Political Activism

During the late nineteenth and early twentieth centuries, women in Britain campaigned for the right to vote, known as suffrage. At the dinner table and in public marches and rallies organized by suffrage groups like the National Union of Women’s Suffrage Societies (NUWSS) and the Women’s Social and Political Union (WSPU), women argued that, as citizens and taxpayers, they should have a say in electing officials who made laws that affected them.
Many artists featured in this exhibition advocated for women’s suffrage. Mary Lowndes led the Artists’ Suffrage League, a group of artists, including May Morris and Marianne Stokes, who created banners, posters, and postcards that helped define the campaign’s public messaging. Louise Jopling lent her celebrity to the cause, marching in processions, writing letters to newspaper editors, and hosting meetings in her studio. Helen Blackburn’s 1897 pamphlet Some Supporters of the Women’s Suffrage Movement named Jopling as well as Helen Allingham, Anna Alma-Tadema, Evelyn De Morgan, Elizabeth Adela Armstrong Forbes, and Annie Swynnerton, among others.

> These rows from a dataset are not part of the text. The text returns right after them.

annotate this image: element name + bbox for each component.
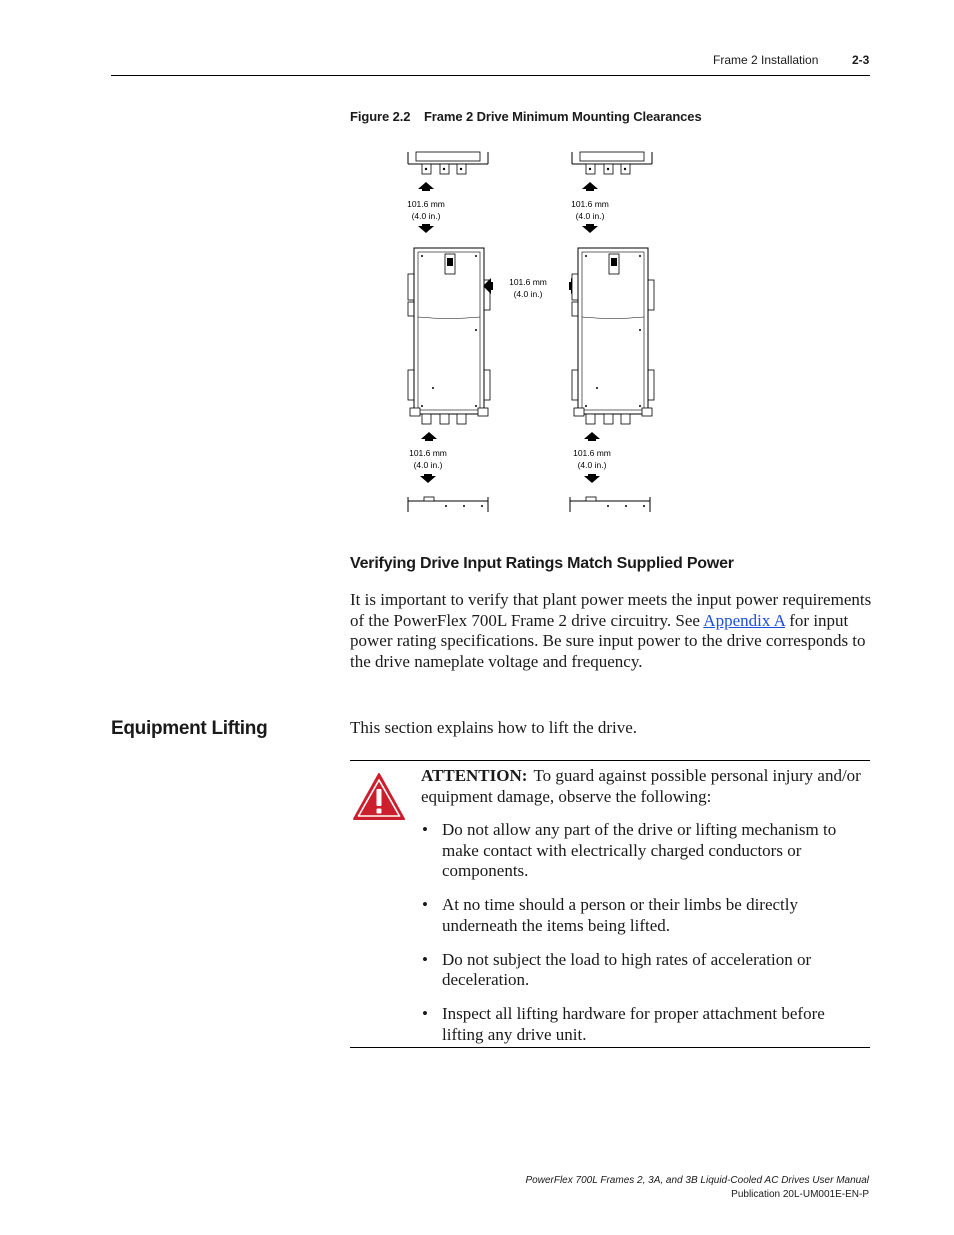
attention-box (350, 760, 870, 1048)
mounting-clearance-diagram (380, 140, 700, 512)
figure-title: Frame 2 Drive Minimum Mounting Clearances (423, 109, 702, 124)
clearance-label-top-right-in: (4.0 in.) (575, 211, 605, 221)
verify-paragraph (350, 590, 872, 672)
attention-list-item: • Do not allow any part of the drive or lifting mechanism to make contact with electrically charged conductors or components. (421, 820, 867, 882)
header-rule (111, 75, 870, 76)
attention-statement (421, 766, 867, 807)
clearance-label-bottom-left-in: (4.0 in.) (413, 460, 443, 470)
neighbor-drive-bottom-left (408, 497, 488, 512)
arrow-down-bottom-right-icon (584, 474, 600, 483)
appendix-a-link[interactable]: Appendix A (703, 610, 785, 630)
arrow-up-bottom-right-icon (584, 432, 600, 441)
arrow-up-bottom-left-icon (421, 432, 437, 441)
attention-body: To guard against possible personal injury and/or equipment damage, observe the following: (421, 766, 861, 806)
warning-triangle-icon (352, 772, 406, 822)
neighbor-drive-top-left (408, 152, 488, 174)
footer-manual-title: PowerFlex 700L Frames 2, 3A, and 3B Liquid-Cooled AC Drives User Manual (525, 1175, 869, 1186)
figure-number: Figure 2.2 (350, 109, 411, 124)
section-heading-verify: Verifying Drive Input Ratings Match Supplied Power (350, 555, 734, 572)
clearance-label-bottom-right-in: (4.0 in.) (577, 460, 607, 470)
clearance-label-top-right-mm: 101.6 mm (571, 199, 609, 209)
arrow-up-top-left-icon (418, 182, 434, 191)
arrow-down-bottom-left-icon (420, 474, 436, 483)
clearance-label-bottom-left-mm: 101.6 mm (409, 448, 447, 458)
neighbor-drive-top-right (572, 152, 652, 174)
section-heading-equipment-lifting: Equipment Lifting (111, 718, 268, 739)
verify-text-before-link: It is important to verify that plant power meets the input power requirements of the PowerFlex 700L Frame 2 drive circuitry. See (350, 590, 872, 630)
arrow-up-top-right-icon (582, 182, 598, 191)
attention-list (421, 820, 867, 1059)
page-number: 2-3 (852, 53, 870, 67)
attention-label: ATTENTION: (421, 766, 528, 785)
clearance-label-top-left-mm: 101.6 mm (407, 199, 445, 209)
clearance-label-top-left-in: (4.0 in.) (411, 211, 441, 221)
drive-unit-right (572, 248, 654, 424)
drive-unit-left (408, 248, 490, 424)
running-header-section: Frame 2 Installation (713, 53, 819, 67)
arrow-down-top-right-icon (582, 224, 598, 233)
figure-caption (350, 109, 702, 124)
attention-list-item: • Inspect all lifting hardware for proper attachment before lifting any drive unit. (421, 1004, 867, 1045)
clearance-label-side-in: (4.0 in.) (513, 289, 543, 299)
clearance-label-side-mm: 101.6 mm (509, 277, 547, 287)
arrow-down-top-left-icon (418, 224, 434, 233)
clearance-label-bottom-right-mm: 101.6 mm (573, 448, 611, 458)
attention-list-item: • At no time should a person or their limbs be directly underneath the items being lifted. (421, 895, 867, 936)
footer-publication-number: Publication 20L-UM001E-EN-P (731, 1189, 869, 1200)
lifting-intro-text: This section explains how to lift the drive. (350, 718, 638, 737)
attention-list-item: • Do not subject the load to high rates of acceleration or deceleration. (421, 950, 867, 991)
neighbor-drive-bottom-right (570, 497, 650, 512)
verify-text-after-link: for input power rating specifications. Be sure input power to the drive corresponds to the drive nameplate voltage and frequency. (350, 610, 866, 671)
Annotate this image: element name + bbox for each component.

During World War I, suffrage societies suspended their activities and encouraged their members to contribute to the war effort. Many women, for the first time, worked outside the home in factories and stores, or on farms as members of the Women’s Land Army. Women’s roles in public and private life were changing, and in early 1918 the Representation of the People Act granted women over the age of thirty who met property qualifications the right to vote. In 1928 all women over twenty-one were enfranchised.